Tanto chiarito, non v’è dubbio che l’affermazione del ricorrente, secondo cui l’essenzialità del termine, e quindi la cd. decadenza conseguente al mancato rispetto dei termini di pagamento, non sarebbe prevista da alcuna disposizione legislativa – specie se si considera che nel D.M. 27 gennaio 1964, applicabile ratione temporis alla fattispecie in esame, non è previsto alcun termine, non trova sufficiente sostegno nei motivi addotti; ciò, sia perchè, per quanto esposto, l’essenzialità del termine deriva – secondo il sopra richiamato e condiviso orientamento di questa Corte in materia – da una esigenza insita nello stesso meccanismo del riscatto, sia perchè l’impugnata decisione, pur aderendo alla pronuncia di primo grado, circa il riferimento al D.M. 19 febbraio 1981 piuttosto che a quello del 1964, nel procedere alla interpretazione della comunicazione dell’INPS, perviene ad una soluzione della questione prescindendo dal contenuto del D.M. del 1981, facendo leva sul comportamento delle parti, quale elemento ermeneutico della comunicazione.

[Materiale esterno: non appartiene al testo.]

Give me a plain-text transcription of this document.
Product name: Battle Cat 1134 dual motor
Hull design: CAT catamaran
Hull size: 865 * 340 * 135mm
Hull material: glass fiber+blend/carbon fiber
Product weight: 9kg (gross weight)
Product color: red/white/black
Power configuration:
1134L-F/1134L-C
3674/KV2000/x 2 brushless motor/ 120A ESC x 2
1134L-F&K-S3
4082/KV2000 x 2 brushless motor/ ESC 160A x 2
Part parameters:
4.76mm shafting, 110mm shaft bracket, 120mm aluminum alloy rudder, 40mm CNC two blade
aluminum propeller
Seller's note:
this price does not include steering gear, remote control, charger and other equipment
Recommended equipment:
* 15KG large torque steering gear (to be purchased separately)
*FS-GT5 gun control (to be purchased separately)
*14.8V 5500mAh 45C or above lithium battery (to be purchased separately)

Afferma, infatti, il Giudice di appello che l’argomento, esposto nella sentenza di primo grado e dallo stesso condivisa, è essenzialmente incentrato sul complessivo comportamento mantenuto dal M., significativo di una accettazione della proposta dell’Ente di considerare il versamento eseguito oltre il termine di giorni sessanta come nuova domanda di riscatto, con tutte le implicazioni susseguenti in ordine alla quantificazione della riserva matematica.

A tale conclusione deve pervenirsi – osserva la Corte territoriale, ove si tenga presente che con nota del 22 ottobre 1991, l’INPS aveva accolto la domanda di riscatto, avvisando il M. che la inosservanza dei modi e tempi del pagamento avrebbe comportato l’effetto di considerare il versamento inesatto, non già quale adempimento della precedente domanda, bensì quale proposta di una nuova domanda di riscatto formulata alla data del ritardato versamento.

Pertanto, il comportamento del M., che aveva eseguito il pagamento della prima rata con ritardo, assumeva il significato inequivocabile di consapevole adesione del medesimo alla proposta dell’Ente previdenziale suddetta.

Appare chiaro, da quanto esposto, che nella prospettiva della Corte di Catanzaro, il termine di 60 giorni acquista una sua autonomia rispetto al predetto decreto, in quanto è in relazione alla interpretazione della comunicazione che il Giudice di appello perviene a ritenere infondato l’assunto del ricorrente.

Trattandosi di interpretazione rimessa al Giudice di merito, adeguatamente motivata e, come tale incensurabile in questa sede, il ricorso va rigettato.

Per quanto precede, il ricorso va rigettato.

Le spese del presente giudizio, liquidate come da dispositivo, seguono la soccombenza.

P.Q.M.

La Corte rigetta il ricorso e condanna il ricorrente alle spese di questo giudizio, liquidate in Euro 10,00 oltre L. 2.000,00 per onorari ed accessori di legge.

Così deciso in Roma, il 13 gennaio 2010.